Sorry we missed you - Interview mit dem Regisseur Ken Loach

Gemeinsam mit weiteren Partnerinstitutionen veranstaltet die Friedrich-Ebert-Stiftung am 14. Januar 2020 in Berlin eine Preview mit anschließendem Podiumsgespräch.


"Sorry we missed you", nach einem Drehbuch von Paul Laverty, spielt in Newcastle (Großbritannien). Das Sozialdrama erzählt eine universelle Geschichte über Leistungsdruck und Ausbeutung, über Pflegenotstand und Nächstenliebe, über Kampfgeist und Zusammenhalt – kurz über die Themen, die aktuell die Menschen beschäftigen – überall in Europa.

Der Regisseur Ken Loach spricht im Interview über seinen neuen Film.

Wie sind Sie auf die Idee für SORRY WE MISSED YOU gekommen?

Nach ICH, DANIEL BLAKE dachte ich, dass das vielleicht der letzte Film gewesen wäre, aber als wir für unsere Recherchen Essensausgaben besuchten, wurde uns erst so richtig klar, wie viele der Menschen, die dorthin kommen, eigentlich „Arbeit“ haben. Teilzeitarbeit, kleine Jobs, Zeitarbeit, Ich-AGs, Provisionsjobs, oft so schlecht bezahlt und auf eigenes Risiko, dass es nicht fürs Leben reicht. Das ist eine neue Form der Ausbeutung. Die sogenannte ‚Gig Economy’ mit Honoraraufträgen, Kleinjobs oder Beschäftigung über Agenturen tauchte immer wieder und immer häufiger in Pauls und meinen alltäglichen Gesprächen auf. Daraus formte sich Stück für Stück die Idee für einen weiteren gemeinsamen Film, bei dem man die Verwandtschaft und den Bezug zu ICH, DANIEL BLAKE nicht leugnen kann.

Die Ausbeutung von Arbeitskraft auf Kosten der Menschen und der Menschlichkeit ist ja kein neues Problem.

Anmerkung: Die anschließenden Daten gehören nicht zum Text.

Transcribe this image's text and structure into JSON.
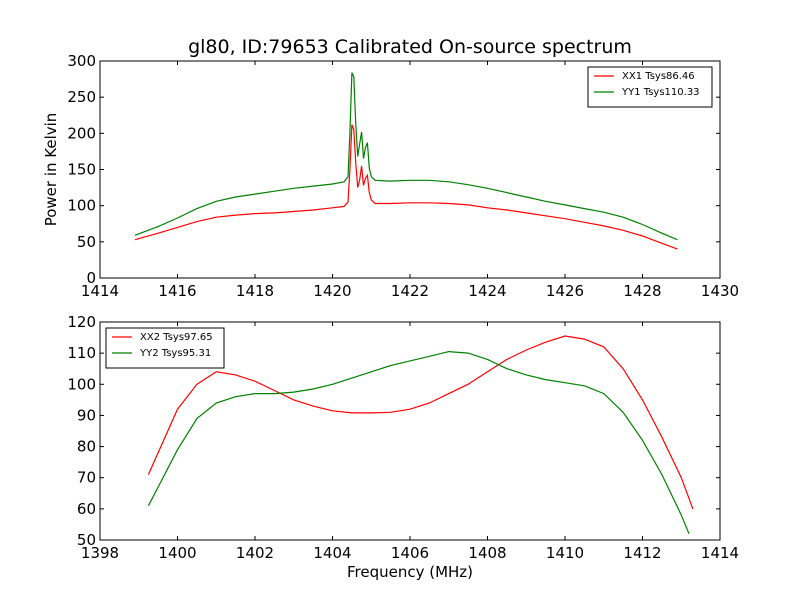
{
  "title": "gl80, ID:79653 Calibrated On-source spectrum",
  "chart_data": [
    {
      "type": "line",
      "title": "gl80, ID:79653 Calibrated On-source spectrum",
      "xlabel": "",
      "ylabel": "Power in Kelvin",
      "xlim": [
        1414,
        1430
      ],
      "ylim": [
        0,
        300
      ],
      "xticks": [
        1414,
        1416,
        1418,
        1420,
        1422,
        1424,
        1426,
        1428,
        1430
      ],
      "yticks": [
        0,
        50,
        100,
        150,
        200,
        250,
        300
      ],
      "grid": false,
      "legend_position": "top-right",
      "series": [
        {
          "name": "XX1 Tsys86.46",
          "color": "#ff0000",
          "points": [
            [
              1414.9,
              53
            ],
            [
              1415.5,
              62
            ],
            [
              1416,
              70
            ],
            [
              1416.5,
              78
            ],
            [
              1417,
              84
            ],
            [
              1417.5,
              87
            ],
            [
              1418,
              89
            ],
            [
              1418.5,
              90
            ],
            [
              1419,
              92
            ],
            [
              1419.5,
              94
            ],
            [
              1420,
              97
            ],
            [
              1420.3,
              99
            ],
            [
              1420.4,
              105
            ],
            [
              1420.45,
              150
            ],
            [
              1420.5,
              212
            ],
            [
              1420.55,
              205
            ],
            [
              1420.6,
              160
            ],
            [
              1420.65,
              125
            ],
            [
              1420.7,
              135
            ],
            [
              1420.75,
              155
            ],
            [
              1420.8,
              128
            ],
            [
              1420.85,
              138
            ],
            [
              1420.9,
              142
            ],
            [
              1420.95,
              118
            ],
            [
              1421,
              108
            ],
            [
              1421.1,
              103
            ],
            [
              1421.5,
              103
            ],
            [
              1422,
              104
            ],
            [
              1422.5,
              104
            ],
            [
              1423,
              103
            ],
            [
              1423.5,
              101
            ],
            [
              1424,
              97
            ],
            [
              1424.5,
              94
            ],
            [
              1425,
              90
            ],
            [
              1425.5,
              86
            ],
            [
              1426,
              82
            ],
            [
              1426.5,
              77
            ],
            [
              1427,
              72
            ],
            [
              1427.5,
              66
            ],
            [
              1428,
              58
            ],
            [
              1428.5,
              48
            ],
            [
              1428.9,
              40
            ]
          ]
        },
        {
          "name": "YY1 Tsys110.33",
          "color": "#008000",
          "points": [
            [
              1414.9,
              59
            ],
            [
              1415.5,
              71
            ],
            [
              1416,
              83
            ],
            [
              1416.5,
              96
            ],
            [
              1417,
              106
            ],
            [
              1417.5,
              112
            ],
            [
              1418,
              116
            ],
            [
              1418.5,
              120
            ],
            [
              1419,
              124
            ],
            [
              1419.5,
              127
            ],
            [
              1420,
              130
            ],
            [
              1420.3,
              133
            ],
            [
              1420.4,
              140
            ],
            [
              1420.45,
              200
            ],
            [
              1420.5,
              284
            ],
            [
              1420.55,
              278
            ],
            [
              1420.6,
              215
            ],
            [
              1420.65,
              168
            ],
            [
              1420.7,
              185
            ],
            [
              1420.75,
              202
            ],
            [
              1420.8,
              165
            ],
            [
              1420.85,
              180
            ],
            [
              1420.9,
              187
            ],
            [
              1420.95,
              152
            ],
            [
              1421,
              140
            ],
            [
              1421.1,
              135
            ],
            [
              1421.5,
              134
            ],
            [
              1422,
              135
            ],
            [
              1422.5,
              135
            ],
            [
              1423,
              133
            ],
            [
              1423.5,
              129
            ],
            [
              1424,
              124
            ],
            [
              1424.5,
              118
            ],
            [
              1425,
              112
            ],
            [
              1425.5,
              106
            ],
            [
              1426,
              101
            ],
            [
              1426.5,
              96
            ],
            [
              1427,
              91
            ],
            [
              1427.5,
              84
            ],
            [
              1428,
              74
            ],
            [
              1428.5,
              62
            ],
            [
              1428.9,
              53
            ]
          ]
        }
      ]
    },
    {
      "type": "line",
      "title": "",
      "xlabel": "Frequency (MHz)",
      "ylabel": "",
      "xlim": [
        1398,
        1414
      ],
      "ylim": [
        50,
        120
      ],
      "xticks": [
        1398,
        1400,
        1402,
        1404,
        1406,
        1408,
        1410,
        1412,
        1414
      ],
      "yticks": [
        50,
        60,
        70,
        80,
        90,
        100,
        110,
        120
      ],
      "grid": false,
      "legend_position": "top-left",
      "series": [
        {
          "name": "XX2 Tsys97.65",
          "color": "#ff0000",
          "points": [
            [
              1399.25,
              71
            ],
            [
              1399.5,
              78
            ],
            [
              1400,
              92
            ],
            [
              1400.5,
              100
            ],
            [
              1401,
              104
            ],
            [
              1401.5,
              103
            ],
            [
              1402,
              101
            ],
            [
              1402.5,
              98
            ],
            [
              1403,
              95
            ],
            [
              1403.5,
              93
            ],
            [
              1404,
              91.5
            ],
            [
              1404.5,
              90.8
            ],
            [
              1405,
              90.8
            ],
            [
              1405.5,
              91
            ],
            [
              1406,
              92
            ],
            [
              1406.5,
              94
            ],
            [
              1407,
              97
            ],
            [
              1407.5,
              100
            ],
            [
              1408,
              104
            ],
            [
              1408.5,
              108
            ],
            [
              1409,
              111
            ],
            [
              1409.5,
              113.5
            ],
            [
              1410,
              115.5
            ],
            [
              1410.5,
              114.5
            ],
            [
              1411,
              112
            ],
            [
              1411.5,
              105
            ],
            [
              1412,
              95
            ],
            [
              1412.5,
              83
            ],
            [
              1413,
              70
            ],
            [
              1413.3,
              60
            ]
          ]
        },
        {
          "name": "YY2 Tsys95.31",
          "color": "#008000",
          "points": [
            [
              1399.25,
              61
            ],
            [
              1399.5,
              67
            ],
            [
              1400,
              79
            ],
            [
              1400.5,
              89
            ],
            [
              1401,
              94
            ],
            [
              1401.5,
              96
            ],
            [
              1402,
              97
            ],
            [
              1402.5,
              97
            ],
            [
              1403,
              97.5
            ],
            [
              1403.5,
              98.5
            ],
            [
              1404,
              100
            ],
            [
              1404.5,
              102
            ],
            [
              1405,
              104
            ],
            [
              1405.5,
              106
            ],
            [
              1406,
              107.5
            ],
            [
              1406.5,
              109
            ],
            [
              1407,
              110.5
            ],
            [
              1407.5,
              110
            ],
            [
              1408,
              108
            ],
            [
              1408.5,
              105
            ],
            [
              1409,
              103
            ],
            [
              1409.5,
              101.5
            ],
            [
              1410,
              100.5
            ],
            [
              1410.5,
              99.5
            ],
            [
              1411,
              97
            ],
            [
              1411.5,
              91
            ],
            [
              1412,
              82
            ],
            [
              1412.5,
              71
            ],
            [
              1413,
              58
            ],
            [
              1413.2,
              52
            ]
          ]
        }
      ]
    }
  ]
}
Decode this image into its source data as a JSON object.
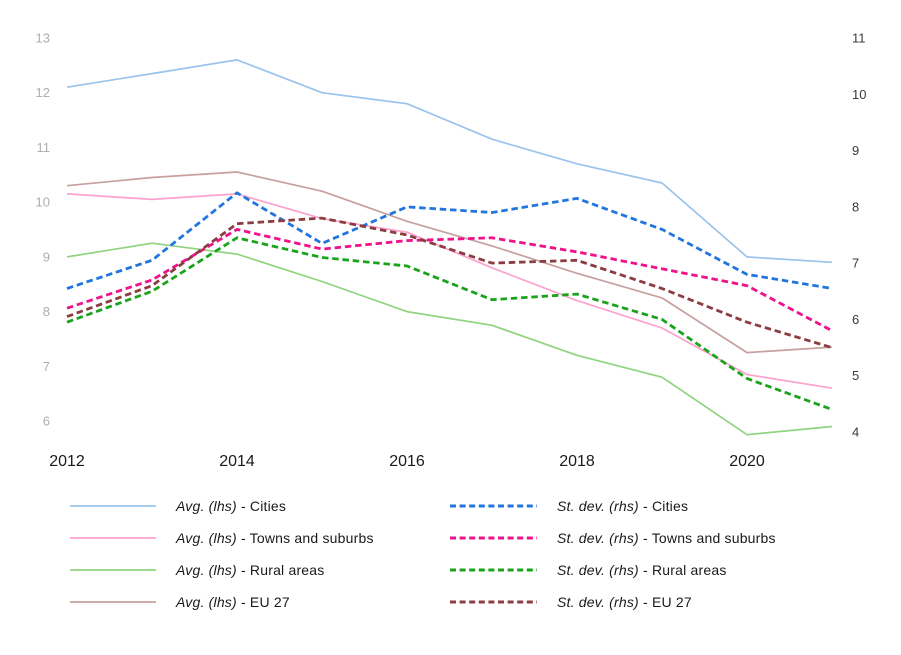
{
  "chart_data": {
    "type": "line",
    "title": "",
    "xlabel": "",
    "ylabel_left": "",
    "ylabel_right": "",
    "grid": false,
    "legend_position": "bottom-two-columns",
    "x": [
      2012,
      2013,
      2014,
      2015,
      2016,
      2017,
      2018,
      2019,
      2020,
      2021
    ],
    "x_tick_years": [
      2012,
      2014,
      2016,
      2018,
      2020
    ],
    "x_axis": {
      "tick_color": "#1a1a1a"
    },
    "left_axis": {
      "range": [
        6,
        13
      ],
      "ticks": [
        13,
        12,
        11,
        10,
        9,
        8,
        7,
        6
      ],
      "tick_color": "#aeaeae"
    },
    "right_axis": {
      "range": [
        4,
        11
      ],
      "ticks": [
        11,
        10,
        9,
        8,
        7,
        6,
        5,
        4
      ],
      "tick_color": "#3a3a3a"
    },
    "series": [
      {
        "id": "avg-lhs-cities",
        "name": "Avg. (lhs) - Cities",
        "axis": "lhs",
        "style": "solid",
        "color": "#9AC4EC",
        "values": [
          12.1,
          12.35,
          12.6,
          12.0,
          11.8,
          11.15,
          10.7,
          10.35,
          9.0,
          8.9
        ]
      },
      {
        "id": "avg-lhs-towns-and-suburbs",
        "name": "Avg. (lhs) - Towns and suburbs",
        "axis": "lhs",
        "style": "solid",
        "color": "#FCA2CE",
        "values": [
          10.15,
          10.05,
          10.15,
          9.7,
          9.45,
          8.8,
          8.2,
          7.7,
          6.85,
          6.6
        ]
      },
      {
        "id": "avg-lhs-rural-areas",
        "name": "Avg. (lhs) - Rural areas",
        "axis": "lhs",
        "style": "solid",
        "color": "#90D47F",
        "values": [
          9.0,
          9.25,
          9.05,
          8.55,
          8.0,
          7.75,
          7.2,
          6.8,
          5.75,
          5.9
        ]
      },
      {
        "id": "avg-lhs-eu-27",
        "name": "Avg. (lhs) - EU 27",
        "axis": "lhs",
        "style": "solid",
        "color": "#C7A0A0",
        "values": [
          10.3,
          10.45,
          10.55,
          10.2,
          9.65,
          9.2,
          8.7,
          8.25,
          7.25,
          7.35
        ]
      },
      {
        "id": "st-dev-rhs-cities",
        "name": "St. dev. (rhs) - Cities",
        "axis": "rhs",
        "style": "dashed",
        "color": "#2176DE",
        "values": [
          6.55,
          7.05,
          8.25,
          7.35,
          8.0,
          7.9,
          8.15,
          7.6,
          6.8,
          6.55
        ]
      },
      {
        "id": "st-dev-rhs-towns-and-suburbs",
        "name": "St. dev. (rhs) - Towns and suburbs",
        "axis": "rhs",
        "style": "dashed",
        "color": "#EE128B",
        "values": [
          6.2,
          6.7,
          7.6,
          7.25,
          7.4,
          7.45,
          7.2,
          6.9,
          6.6,
          5.8
        ]
      },
      {
        "id": "st-dev-rhs-rural-areas",
        "name": "St. dev. (rhs) - Rural areas",
        "axis": "rhs",
        "style": "dashed",
        "color": "#1CA31C",
        "values": [
          5.95,
          6.5,
          7.45,
          7.1,
          6.95,
          6.35,
          6.45,
          6.0,
          4.95,
          4.4
        ]
      },
      {
        "id": "st-dev-rhs-eu-27",
        "name": "St. dev. (rhs) - EU 27",
        "axis": "rhs",
        "style": "dashed",
        "color": "#8C3D42",
        "values": [
          6.05,
          6.6,
          7.7,
          7.8,
          7.5,
          7.0,
          7.05,
          6.55,
          5.95,
          5.5
        ]
      }
    ]
  },
  "legend": {
    "items": [
      {
        "prefix": "Avg. (lhs)",
        "rest": " - Cities"
      },
      {
        "prefix": "Avg. (lhs)",
        "rest": " - Towns and suburbs"
      },
      {
        "prefix": "Avg. (lhs)",
        "rest": " - Rural areas"
      },
      {
        "prefix": "Avg. (lhs)",
        "rest": " - EU 27"
      },
      {
        "prefix": "St. dev. (rhs)",
        "rest": " - Cities"
      },
      {
        "prefix": "St. dev. (rhs)",
        "rest": " - Towns and suburbs"
      },
      {
        "prefix": "St. dev. (rhs)",
        "rest": " - Rural areas"
      },
      {
        "prefix": "St. dev. (rhs)",
        "rest": " - EU 27"
      }
    ]
  }
}
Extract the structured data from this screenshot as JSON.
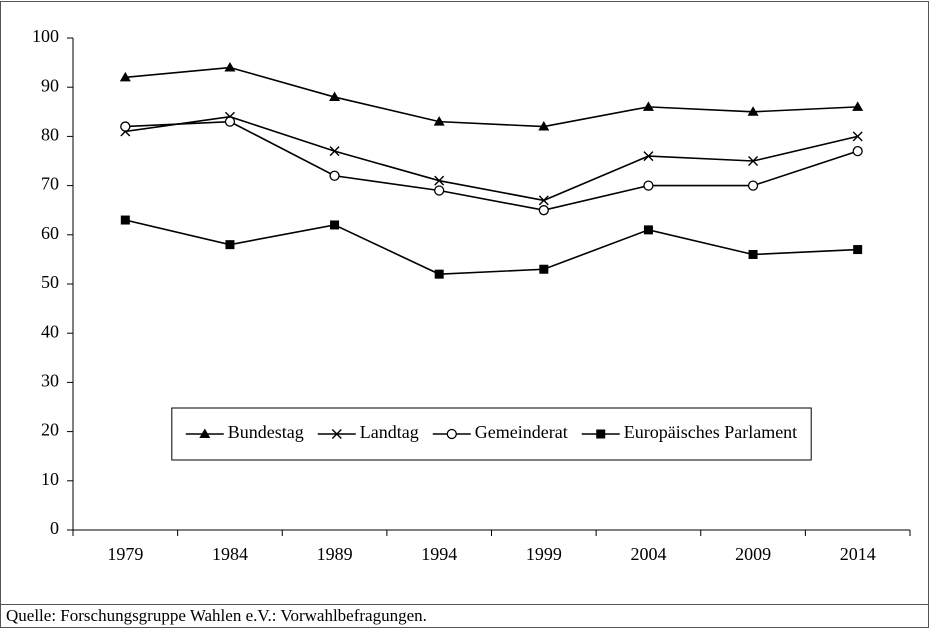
{
  "chart_data": {
    "type": "line",
    "categories": [
      "1979",
      "1984",
      "1989",
      "1994",
      "1999",
      "2004",
      "2009",
      "2014"
    ],
    "series": [
      {
        "name": "Bundestag",
        "color": "#000000",
        "marker": "triangle",
        "values": [
          92,
          94,
          88,
          83,
          82,
          86,
          85,
          86
        ]
      },
      {
        "name": "Landtag",
        "color": "#000000",
        "marker": "x",
        "values": [
          81,
          84,
          77,
          71,
          67,
          76,
          75,
          80
        ]
      },
      {
        "name": "Gemeinderat",
        "color": "#000000",
        "marker": "circle",
        "values": [
          82,
          83,
          72,
          69,
          65,
          70,
          70,
          77
        ]
      },
      {
        "name": "Europäisches Parlament",
        "color": "#000000",
        "marker": "square",
        "values": [
          63,
          58,
          62,
          52,
          53,
          61,
          56,
          57
        ]
      }
    ],
    "ylim": [
      0,
      100
    ],
    "yticks": [
      0,
      10,
      20,
      30,
      40,
      50,
      60,
      70,
      80,
      90,
      100
    ],
    "grid": false,
    "legend": "lower center",
    "source": "Quelle: Forschungsgruppe Wahlen e.V.: Vorwahlbefragungen."
  }
}
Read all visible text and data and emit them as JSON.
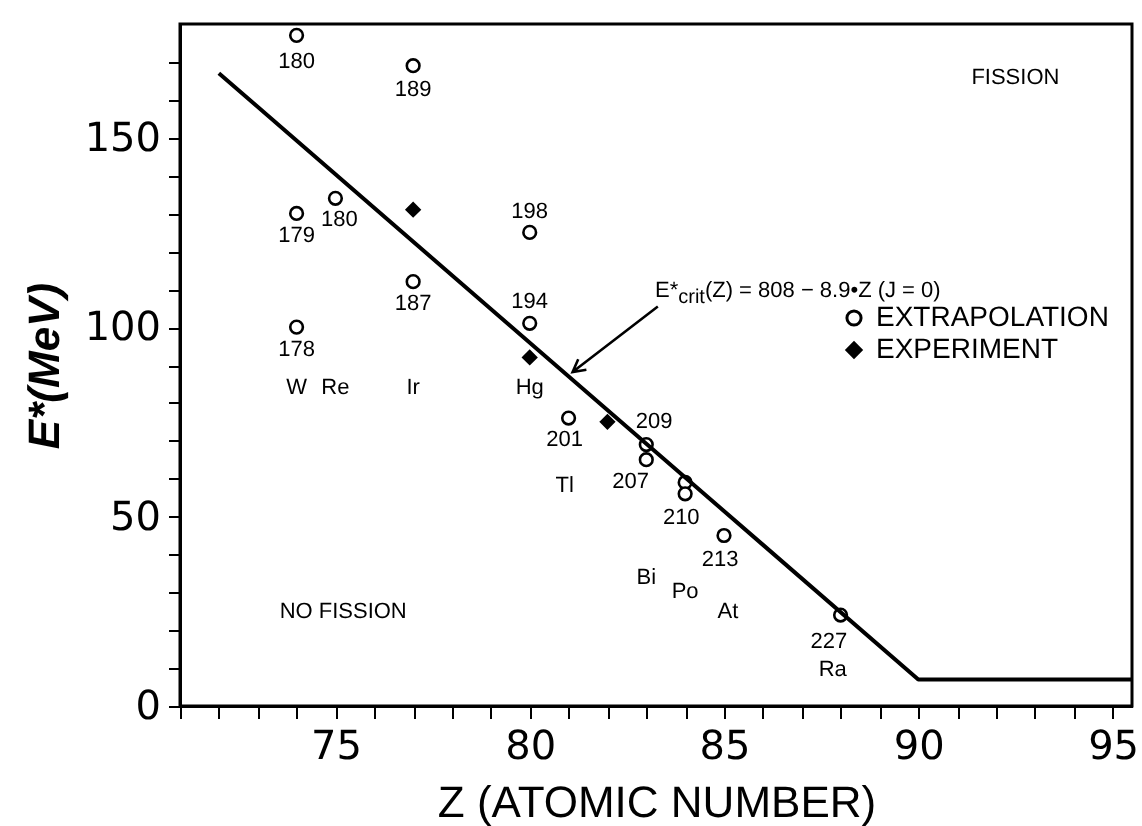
{
  "chart_data": {
    "type": "scatter",
    "xlabel": "Z (ATOMIC NUMBER)",
    "ylabel": "E*(MeV)",
    "xlim": [
      71,
      95.5
    ],
    "ylim": [
      0,
      180
    ],
    "xticks": [
      {
        "value": 71,
        "label": null
      },
      {
        "value": 72,
        "label": null
      },
      {
        "value": 73,
        "label": null
      },
      {
        "value": 74,
        "label": null
      },
      75,
      {
        "value": 76,
        "label": null
      },
      {
        "value": 77,
        "label": null
      },
      {
        "value": 78,
        "label": null
      },
      {
        "value": 79,
        "label": null
      },
      80,
      {
        "value": 81,
        "label": null
      },
      {
        "value": 82,
        "label": null
      },
      {
        "value": 83,
        "label": null
      },
      {
        "value": 84,
        "label": null
      },
      85,
      {
        "value": 86,
        "label": null
      },
      {
        "value": 87,
        "label": null
      },
      {
        "value": 88,
        "label": null
      },
      {
        "value": 89,
        "label": null
      },
      90,
      {
        "value": 91,
        "label": null
      },
      {
        "value": 92,
        "label": null
      },
      {
        "value": 93,
        "label": null
      },
      {
        "value": 94,
        "label": null
      },
      95
    ],
    "yticks": [
      0,
      {
        "value": 10,
        "label": null
      },
      {
        "value": 20,
        "label": null
      },
      {
        "value": 30,
        "label": null
      },
      {
        "value": 40,
        "label": null
      },
      50,
      {
        "value": 60,
        "label": null
      },
      {
        "value": 70,
        "label": null
      },
      {
        "value": 80,
        "label": null
      },
      {
        "value": 90,
        "label": null
      },
      100,
      {
        "value": 110,
        "label": null
      },
      {
        "value": 120,
        "label": null
      },
      {
        "value": 130,
        "label": null
      },
      {
        "value": 140,
        "label": null
      },
      150,
      {
        "value": 160,
        "label": null
      },
      {
        "value": 170,
        "label": null
      }
    ],
    "legend": "right",
    "grid": false,
    "series": [
      {
        "name": "EXTRAPOLATION",
        "color": "#000000",
        "marker": "circle",
        "x": [
          74,
          74,
          74,
          75,
          77,
          77,
          80,
          80,
          81,
          83,
          83,
          84,
          84,
          85,
          88
        ],
        "values": [
          177,
          130,
          100,
          134,
          169,
          112,
          125,
          101,
          76,
          69,
          65,
          59,
          56,
          45,
          24
        ]
      },
      {
        "name": "EXPERIMENT",
        "color": "#000000",
        "marker": "diamond",
        "x": [
          77,
          80,
          82
        ],
        "values": [
          131,
          92,
          75
        ]
      },
      {
        "type": "line",
        "color": "#000000",
        "marker": "none",
        "x": [
          72,
          90,
          95.5
        ],
        "values": [
          167,
          7,
          7
        ]
      }
    ],
    "annotations": [
      "180",
      "179",
      "178",
      "W",
      "180",
      "Re",
      "189",
      "187",
      "Ir",
      "198",
      "194",
      "Hg",
      "201",
      "Tl",
      "209",
      "207",
      "Bi",
      "210",
      "Po",
      "213",
      "At",
      "227",
      "Ra",
      "FISSION",
      "NO FISSION",
      {
        "text": "E*$_{crit}$(Z) = 808 − 8.9•Z  (J = 0)",
        "x": 81,
        "y": 87.1
      }
    ]
  }
}
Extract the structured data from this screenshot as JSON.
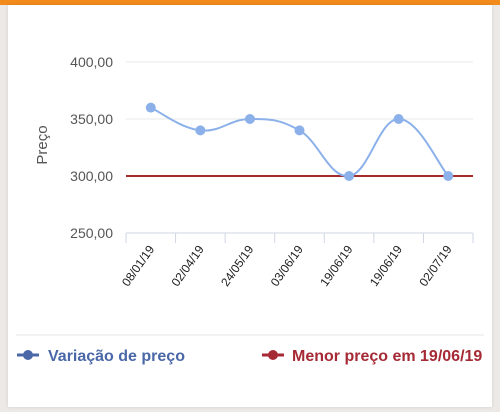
{
  "colors": {
    "accent_bar": "#f28a1c",
    "series_line": "#8cb1ea",
    "series_point": "#8cb1ea",
    "min_line": "#a52a2a",
    "legend_series": "#4a68a8",
    "legend_min": "#a52a35"
  },
  "chart_data": {
    "type": "line",
    "title": "",
    "xlabel": "",
    "ylabel": "Preço",
    "ylim": [
      250,
      400
    ],
    "yticks": [
      "400,00",
      "350,00",
      "300,00",
      "250,00"
    ],
    "ytick_values": [
      400,
      350,
      300,
      250
    ],
    "categories": [
      "08/01/19",
      "02/04/19",
      "24/05/19",
      "03/06/19",
      "19/06/19",
      "19/06/19",
      "02/07/19"
    ],
    "series": [
      {
        "name": "Variação de preço",
        "values": [
          360,
          340,
          350,
          340,
          300,
          350,
          300
        ]
      },
      {
        "name": "Menor preço em 19/06/19",
        "values": [
          300,
          300,
          300,
          300,
          300,
          300,
          300
        ]
      }
    ],
    "grid": true,
    "legend_position": "bottom"
  }
}
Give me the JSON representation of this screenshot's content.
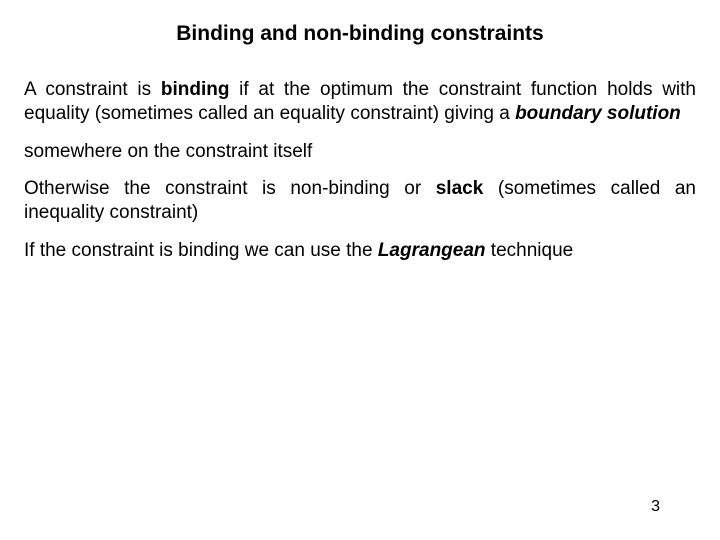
{
  "title": "Binding and non-binding constraints",
  "p1_a": "A constraint is ",
  "p1_b": "binding",
  "p1_c": " if at the optimum the constraint function holds with equality (sometimes called an equality constraint) giving a ",
  "p1_d": "boundary solution",
  "p2": "somewhere on the constraint itself",
  "p3_a": "Otherwise the constraint is non-binding or ",
  "p3_b": "slack",
  "p3_c": " (sometimes called an inequality constraint)",
  "p4_a": "If the constraint is binding we can use the ",
  "p4_b": "Lagrangean",
  "p4_c": " technique",
  "page_number": "3",
  "colors": {
    "bg": "#ffffff",
    "text": "#000000"
  },
  "typography": {
    "title_fontsize": 21,
    "body_fontsize": 19,
    "title_bold": true
  }
}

Es ist nur insofern neu, als dass modernste Technologie verwendet wird. Hochentwickelte Technologie und Vernetzung sorgen dafür, dass einem Kurierfahrer die Wege vorgeschrieben werden und der Kunde in Echtzeit über den Status seiner Lieferung und die voraussichtliche Auslieferung bei ihm an der Tür informiert wird. Diese Informationen sorgen für einen enormen Druck. Das Resultat ist, dass der Lieferfahrer sich die Seele aus dem Leib hetzen muss, um die technologisch geschaffenen Möglichkeiten zu erfüllen, während er gleichzeitig nur noch ein Sklave dieser Technik ist und schlecht bezahlt wird. Die Technik ist neu, die Ausbeutung aber ist so alt wie die Menschheit.

Wie haben Sie sich auf diesen Film und diese spezifische Branche der selbständigen Kurierfahrer vorbereitet?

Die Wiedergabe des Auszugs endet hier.